When I was still a student I worked mostly with Java and had to solve a simple word frequency problem for a series of assignments. The first several assignments everything worked as expected, and then one case in the test suite kept crashing the JVM or freezing it entirely.

It was then that I learned that String is immutable in Java and that when I tried to ingest a novel into a string one token at a time like str += token; I was destroying/recreating the entire string each time, which was fine during the small cases, but had a hidden exponential effect.

It was then I learned about StringBuilder and laughed that such a seemingly innocent line would contain such a large footgun. As a student, I had absolutely no way of learning about language semantics like that except through that mistake.

  • > had a hidden exponential effect

    Quadratic, I believe. You create a sequence of strings of length 1, 2, 3, ..., n, which is about n^2/2. Of course it isn't that simple (memory alignment and all that), but it doesn't look exponential.

    • Good point but this is actually a very interesting problem that has me digging through the implementation of String again

  • I also made this mistake once upon a time.

    I like this since it's such a good example of how bad API design can mislead the developer and lead to subtle mistakes with substantial consequences. It is right for the JVM to have special handling for strings due to their ubiquity and unique characteristics, but it should be reflected in the API design to avoid encouraging horrible mistakes like that.

When flakes are caused by bugs, the asymptotics are much worse in large software projects. Ignoring context and individualized distributions for each test for simplicity (in the spirit of the blog post), any given unit of buggy code has some probability p of causing a flake. When that code is used n times (or, more abhorrently, when there are n levels of p-flaky code) in the process, you have a 1-(1-p)^n chance of a given test failing. Apply the flake equation, and you get a runtime of:

O(f exp((1-(1-p)^n) f))

Your worst-case asymptote is still O(f exp(f)), but you hit it incredibly quickly because of the additional exponential in p. A single additional layer of abstraction (calling the same buggy subroutines a few more times) is all it takes to tip the scales from a manageable testing environment to a flaky time-suck.

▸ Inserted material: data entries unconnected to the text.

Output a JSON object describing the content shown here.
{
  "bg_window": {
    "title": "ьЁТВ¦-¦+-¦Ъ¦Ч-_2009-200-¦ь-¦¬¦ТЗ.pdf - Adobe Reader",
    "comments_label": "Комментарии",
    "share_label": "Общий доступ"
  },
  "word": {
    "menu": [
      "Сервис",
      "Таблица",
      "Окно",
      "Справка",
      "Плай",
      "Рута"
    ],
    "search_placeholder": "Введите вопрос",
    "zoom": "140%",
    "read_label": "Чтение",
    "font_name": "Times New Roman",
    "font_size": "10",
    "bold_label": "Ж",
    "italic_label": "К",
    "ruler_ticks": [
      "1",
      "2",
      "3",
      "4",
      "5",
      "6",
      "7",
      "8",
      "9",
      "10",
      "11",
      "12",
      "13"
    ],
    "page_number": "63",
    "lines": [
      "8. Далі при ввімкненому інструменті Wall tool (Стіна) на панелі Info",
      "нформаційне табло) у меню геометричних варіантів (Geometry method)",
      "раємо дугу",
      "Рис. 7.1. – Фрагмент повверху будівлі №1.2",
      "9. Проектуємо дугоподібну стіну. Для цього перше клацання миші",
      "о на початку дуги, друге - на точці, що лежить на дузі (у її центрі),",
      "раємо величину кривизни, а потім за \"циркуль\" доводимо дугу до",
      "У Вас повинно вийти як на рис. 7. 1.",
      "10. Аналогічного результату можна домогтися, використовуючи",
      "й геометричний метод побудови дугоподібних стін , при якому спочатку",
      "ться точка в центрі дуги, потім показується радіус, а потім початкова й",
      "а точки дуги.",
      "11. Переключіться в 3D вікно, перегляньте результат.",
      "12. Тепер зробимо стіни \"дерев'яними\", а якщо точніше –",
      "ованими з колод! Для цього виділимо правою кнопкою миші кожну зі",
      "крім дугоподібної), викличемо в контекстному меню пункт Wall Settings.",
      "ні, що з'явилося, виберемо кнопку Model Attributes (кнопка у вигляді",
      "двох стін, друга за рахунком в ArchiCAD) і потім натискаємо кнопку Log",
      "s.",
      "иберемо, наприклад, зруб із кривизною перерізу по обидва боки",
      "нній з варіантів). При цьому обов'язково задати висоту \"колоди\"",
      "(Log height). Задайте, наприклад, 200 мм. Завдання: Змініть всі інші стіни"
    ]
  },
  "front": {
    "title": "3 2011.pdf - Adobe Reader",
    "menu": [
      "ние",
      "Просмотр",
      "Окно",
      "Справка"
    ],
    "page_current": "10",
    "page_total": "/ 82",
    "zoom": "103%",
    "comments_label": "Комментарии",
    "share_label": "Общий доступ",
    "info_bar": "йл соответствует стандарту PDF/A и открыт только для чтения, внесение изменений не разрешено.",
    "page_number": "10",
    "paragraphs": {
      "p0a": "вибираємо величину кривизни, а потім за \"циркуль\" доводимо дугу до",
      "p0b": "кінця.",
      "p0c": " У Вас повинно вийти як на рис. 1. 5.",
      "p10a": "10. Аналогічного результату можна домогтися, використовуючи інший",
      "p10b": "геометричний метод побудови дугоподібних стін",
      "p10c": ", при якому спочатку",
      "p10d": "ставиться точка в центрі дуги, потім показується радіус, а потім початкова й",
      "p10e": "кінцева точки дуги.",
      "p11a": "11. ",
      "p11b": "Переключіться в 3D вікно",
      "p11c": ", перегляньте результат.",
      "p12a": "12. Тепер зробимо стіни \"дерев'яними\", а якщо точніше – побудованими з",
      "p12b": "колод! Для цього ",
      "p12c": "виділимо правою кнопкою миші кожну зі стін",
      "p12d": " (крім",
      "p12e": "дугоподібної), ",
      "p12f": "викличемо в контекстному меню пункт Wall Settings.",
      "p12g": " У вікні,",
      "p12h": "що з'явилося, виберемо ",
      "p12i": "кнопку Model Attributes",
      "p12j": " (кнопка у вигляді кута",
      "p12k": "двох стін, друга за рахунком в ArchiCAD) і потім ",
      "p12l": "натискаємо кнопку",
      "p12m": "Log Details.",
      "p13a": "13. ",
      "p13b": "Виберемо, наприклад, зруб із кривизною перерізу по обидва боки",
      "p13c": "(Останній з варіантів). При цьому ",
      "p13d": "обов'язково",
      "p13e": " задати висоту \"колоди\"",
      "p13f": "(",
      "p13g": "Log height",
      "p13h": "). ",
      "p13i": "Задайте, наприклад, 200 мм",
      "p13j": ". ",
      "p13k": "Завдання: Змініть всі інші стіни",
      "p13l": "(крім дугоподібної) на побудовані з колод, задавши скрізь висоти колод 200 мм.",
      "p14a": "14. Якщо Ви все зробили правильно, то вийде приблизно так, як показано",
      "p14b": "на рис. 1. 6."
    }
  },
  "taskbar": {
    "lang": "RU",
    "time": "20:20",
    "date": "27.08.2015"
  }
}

It's not just in testing. If your software has those sorts of problems and isn't designed from the ground up to reduce the impact of errors (like how the shuttle program was built hierarchially in terms of redundant subsystems, and the flakiness of individual parts didn't have an exponential impact on the flakiness of the composite system), the same equations dictate that you'll have a critical threshold beyond which you have customer-facing bugs you can no longer ignore.

The author argues a bit against reducing the baseline flakiness (requiring expensive engineers for an unbounded set of potential issues). That's probably a reasonable approach for cosmic rays, rowhammer, and whatnot for most software applications. Compared to writing the code in the first place though, it's usually very cheap to also (1) name the function well, (2) make the function total (behaving reasonably for all inputs allowed by the type system), and (3) add a couple tests for that function. The extra development velocity you get from not building on shaky foundations is usually substantial in comparison. The second you have to worry about a transitive bug in the stack you have an exponential explosion in code-paths to examine when the feature you're building has any sort of reliability requirements, and those exponential costs add up quickly compared to a flat +10%, +30%, +100%, ... in time to commit each solid unit of code.

Just like a basic part of knife safety is "don't grab the pointy end", a basic part of computing is "don't grab the exponential end".

(recognising when you might have a hold of an exponential by the wrong end can be done by experience, experiment, or exercise of theory, so there isn't much of an excuse for continuing to do it)

One trick that works surprisingly often when you don't understand the root cause: scale the number of batches, rather than the batch size (think merge sort or map/reduce).

If 10% of your batches flake out, you rerun them and expect 1% to have to be run a third time, etc., giving you an O((batch run time)*log(number of batches)) expected wait until you can merge/reduce. Making the batches smaller means you have a shorter wait to merge/reduce (but also possibly worse merge time, so it doesn't always work; YMMV, etc.).

Not sure about the equation at the end. Looks like you may have incorrectly thought that e^(x/y) = e^x / e^y.

I get wanting to get a sense of the runtime compared to the time spent checkpointing but the equation as stated is wrong. A better one is

Ne^(l/f) / Cf = f/l

Which basically means the ratio between checkpointing and runtime (including retries) should be inversely proportional to the ratio of checkpoints and flakes.

Also really, you're calling the flakiness parameter lambda and the checkpointing parameter f?

Is this really a Poisson process?

Assuming that every Job succeeds with the same probability -> Bernoulli Process.

The probability of overall success would still be exponential (p^n).

This is why the erlang OTP is so effective: it pushes you toward error (flake) recovery and idempotency.